Since lockdown began I’ve been working from home, as I usually do, but my working hours are no longer interspersed with travel by train, car or bus to face to face meetings, workshops and other events. I am missing family and friends but it has been therapeutic to spend time in nature, probably more time alone in nature than ever before. I’m fortunate to have access to countryside near my home and I’ve been exploring most days.
My regular walk along a public footpath stretches for around three miles through woodland and farmland, it skirts a sewage works and private corridors of wilderness. There’s a stream and a waterfall, a hill and a pond, wide open spaces and narrow pathways and a few houses with private gardens.
Since March I’ve been noticing the changes, not only in nature, but the impact of social distancing. Farmers are now leaving gates open when possible, to minimise people needing to touch them. There’s a new etiquette when walking where we wait politely at some distance in order to allocate ample space for people to pass.
Residents have added rainbow pictures to say thank you to the NHS on their gates and children’s toys are perched in hedges.
In mid April new police signs appeared at intersections on the route reminding walkers to observe social distancing guidelines.
I’ve watched closely as Spring emerges and the character of my route has changed. The silhouettes of trees are transforming, blossom comes and goes and the pathways have become more verdant. Ferns are unfurling. Flowers are appearing, there’s a contrast between the vibrant yellow of fields of rapeseed and rich purples of bluebells in the woods. I’ve seen red campion, lesser celandine, cuckoo pint, wild garlic and much more, I am learning. The landscape is transformed by the quality of light at different times of day, and the weather. I have enjoyed it most visiting after rain fall which seems to add more depth and jewel like colour.
I’ve been fascinated by the lines of perspective, as expanses of land and empty pathways lead into the distance. I think I appreciate this sense of space more whilst having to spend more time indoors.
In the woodland the leaves have grown now. I like the way that the boughs and branches lean, forming an enveloping tunnel to explore.
Via Instagram I’ve been following the work of photographers who are also documenting their environments and sharing their stories during the pandemic. It’s been fascinating to see a global record of isolation emerging via the hashtags #massisolation #massisolationproject #massisolationFORMAT (in the UK) #massisolation #massisolationfi (in Finland) #massisolationirl (in Ireland) and #massisolationaus (in Australia).
The ‘Mass Isolation project’, inspired by the Mass Observation project created in the 1930s has been instigated by the organisers of the international Format Festival based in Derby. In Ireland it is being shared by Gallery of photography Ireland. There are photographers taking part across the world.

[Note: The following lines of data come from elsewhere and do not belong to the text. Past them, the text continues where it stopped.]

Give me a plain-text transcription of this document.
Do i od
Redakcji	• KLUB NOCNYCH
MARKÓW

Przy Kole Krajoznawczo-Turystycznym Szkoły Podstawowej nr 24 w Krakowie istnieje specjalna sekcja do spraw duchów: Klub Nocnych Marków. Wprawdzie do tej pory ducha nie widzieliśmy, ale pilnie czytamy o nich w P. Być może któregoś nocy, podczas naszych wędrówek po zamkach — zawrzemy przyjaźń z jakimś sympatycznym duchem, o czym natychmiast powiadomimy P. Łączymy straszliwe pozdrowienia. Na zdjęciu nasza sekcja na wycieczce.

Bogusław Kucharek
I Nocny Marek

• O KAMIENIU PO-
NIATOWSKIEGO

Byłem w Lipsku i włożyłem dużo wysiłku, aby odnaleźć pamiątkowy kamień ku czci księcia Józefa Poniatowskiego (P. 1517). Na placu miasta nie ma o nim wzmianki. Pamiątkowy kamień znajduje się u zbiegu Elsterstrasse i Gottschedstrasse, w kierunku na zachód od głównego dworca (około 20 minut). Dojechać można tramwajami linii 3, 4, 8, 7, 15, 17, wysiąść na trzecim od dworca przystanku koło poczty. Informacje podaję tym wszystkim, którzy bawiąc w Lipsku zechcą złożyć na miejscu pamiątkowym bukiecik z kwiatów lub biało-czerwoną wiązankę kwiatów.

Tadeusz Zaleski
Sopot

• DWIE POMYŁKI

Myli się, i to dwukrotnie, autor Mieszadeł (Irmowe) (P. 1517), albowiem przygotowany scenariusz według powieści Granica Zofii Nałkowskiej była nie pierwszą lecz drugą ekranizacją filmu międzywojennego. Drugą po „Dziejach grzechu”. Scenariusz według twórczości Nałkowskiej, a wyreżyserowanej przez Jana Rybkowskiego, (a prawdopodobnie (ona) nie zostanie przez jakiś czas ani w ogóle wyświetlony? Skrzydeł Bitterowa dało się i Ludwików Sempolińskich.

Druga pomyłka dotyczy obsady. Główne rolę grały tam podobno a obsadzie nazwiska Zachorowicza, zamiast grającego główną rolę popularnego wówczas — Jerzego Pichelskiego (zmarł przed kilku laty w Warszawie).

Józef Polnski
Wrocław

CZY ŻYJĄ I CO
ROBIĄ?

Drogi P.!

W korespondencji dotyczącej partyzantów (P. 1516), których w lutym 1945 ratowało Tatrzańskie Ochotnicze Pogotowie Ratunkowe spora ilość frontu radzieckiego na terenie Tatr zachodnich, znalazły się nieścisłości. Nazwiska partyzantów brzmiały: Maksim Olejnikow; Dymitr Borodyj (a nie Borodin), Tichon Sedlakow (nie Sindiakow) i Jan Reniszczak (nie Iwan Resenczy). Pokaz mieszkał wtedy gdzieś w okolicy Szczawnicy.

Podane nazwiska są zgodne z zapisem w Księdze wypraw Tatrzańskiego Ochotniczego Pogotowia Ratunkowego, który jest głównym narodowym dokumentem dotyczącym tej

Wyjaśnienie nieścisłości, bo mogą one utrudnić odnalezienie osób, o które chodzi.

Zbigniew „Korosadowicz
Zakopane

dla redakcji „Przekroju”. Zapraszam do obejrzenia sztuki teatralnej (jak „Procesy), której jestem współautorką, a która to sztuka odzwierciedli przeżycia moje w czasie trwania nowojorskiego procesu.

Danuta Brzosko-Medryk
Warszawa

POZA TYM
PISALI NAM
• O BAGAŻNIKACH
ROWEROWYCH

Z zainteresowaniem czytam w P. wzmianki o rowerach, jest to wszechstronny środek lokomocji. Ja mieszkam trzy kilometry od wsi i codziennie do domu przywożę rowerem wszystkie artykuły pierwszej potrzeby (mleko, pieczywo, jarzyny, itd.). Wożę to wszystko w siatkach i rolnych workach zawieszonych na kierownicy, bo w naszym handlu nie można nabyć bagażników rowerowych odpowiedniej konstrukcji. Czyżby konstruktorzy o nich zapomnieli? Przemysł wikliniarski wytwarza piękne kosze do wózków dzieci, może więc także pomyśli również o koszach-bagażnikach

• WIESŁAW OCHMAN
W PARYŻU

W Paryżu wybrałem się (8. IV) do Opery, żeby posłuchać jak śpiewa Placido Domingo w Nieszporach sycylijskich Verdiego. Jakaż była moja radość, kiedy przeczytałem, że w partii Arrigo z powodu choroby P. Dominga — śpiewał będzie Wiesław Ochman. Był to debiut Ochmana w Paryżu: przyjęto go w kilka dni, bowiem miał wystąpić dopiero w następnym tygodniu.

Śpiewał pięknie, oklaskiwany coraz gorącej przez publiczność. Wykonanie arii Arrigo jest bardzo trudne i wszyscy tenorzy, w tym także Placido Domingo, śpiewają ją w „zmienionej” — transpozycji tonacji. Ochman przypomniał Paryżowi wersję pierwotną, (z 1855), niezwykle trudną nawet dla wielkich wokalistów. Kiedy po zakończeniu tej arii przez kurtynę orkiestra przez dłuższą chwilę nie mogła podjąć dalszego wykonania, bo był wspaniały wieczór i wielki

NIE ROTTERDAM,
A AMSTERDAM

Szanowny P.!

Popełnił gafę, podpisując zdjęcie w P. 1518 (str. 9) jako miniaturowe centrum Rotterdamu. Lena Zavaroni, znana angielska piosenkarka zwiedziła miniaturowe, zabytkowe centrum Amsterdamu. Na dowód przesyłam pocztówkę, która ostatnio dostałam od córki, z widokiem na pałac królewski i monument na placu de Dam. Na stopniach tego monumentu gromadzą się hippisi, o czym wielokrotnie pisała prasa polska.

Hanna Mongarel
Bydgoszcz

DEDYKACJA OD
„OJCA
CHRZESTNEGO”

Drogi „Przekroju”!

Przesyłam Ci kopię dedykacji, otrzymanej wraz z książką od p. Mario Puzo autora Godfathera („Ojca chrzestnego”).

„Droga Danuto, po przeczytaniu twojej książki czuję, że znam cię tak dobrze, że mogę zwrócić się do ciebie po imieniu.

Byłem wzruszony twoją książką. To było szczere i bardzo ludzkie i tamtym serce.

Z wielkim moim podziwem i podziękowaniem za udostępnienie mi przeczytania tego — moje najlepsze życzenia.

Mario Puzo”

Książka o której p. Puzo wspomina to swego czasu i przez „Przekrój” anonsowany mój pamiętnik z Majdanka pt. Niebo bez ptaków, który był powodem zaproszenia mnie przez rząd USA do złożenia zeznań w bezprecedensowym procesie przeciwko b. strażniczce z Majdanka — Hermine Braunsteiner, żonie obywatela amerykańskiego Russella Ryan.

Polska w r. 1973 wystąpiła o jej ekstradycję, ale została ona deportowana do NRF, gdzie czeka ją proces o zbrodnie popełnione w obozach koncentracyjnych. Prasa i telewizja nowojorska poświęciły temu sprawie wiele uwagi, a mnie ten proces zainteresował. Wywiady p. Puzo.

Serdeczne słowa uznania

The original ‘Mass Observation Project’ was set up by a group of people in 1937 who wanted to study the everyday lives of people in Britain. They did this via a team of observers who recorded people’s behaviour in a variety of public situations via diaries and questionnaires. You can find out more via this website.
I’ll be continuing my own documentation as well as following others doing the same. If you want to join in there’s lots of opportunities, if you are on Instagram you can follow and use the hashtags that I mentioned above. Here’s a few other projects to follow and some to take part in.
I’m delighted to have my photographs included in the Obscura Chromatic project created by a group of artists based in Coventry to help inspire creativity during lockdown. Each week they are setting a different theme to respond to creatively, they will be showcasing work online and creating a collaboration with Blindspot Theatre. This week’s prompt is ‘Togetherness’, find out more via their Facebook page.
London based ‘Collective Arts’ are running a collaborative online project called ‘When we Paused’ inviting people to submit photographs, artwork and writing that explores where we can find meaning during this global pandemic.
Historic England are inviting photographic submissions to record the past week (ends today) and will be selecting 100 of the best images to showcase alongside the work of a group of selected contemporary artists. Their aim is to share experiences of lockdown and how people’s lives have been transformed. Find out more here.
Finally, a new version of the 1930s Mass Observation project continues today and anyone can take part. Each year on the 12th of May members of the public can submit an anonymised diary, find out more here.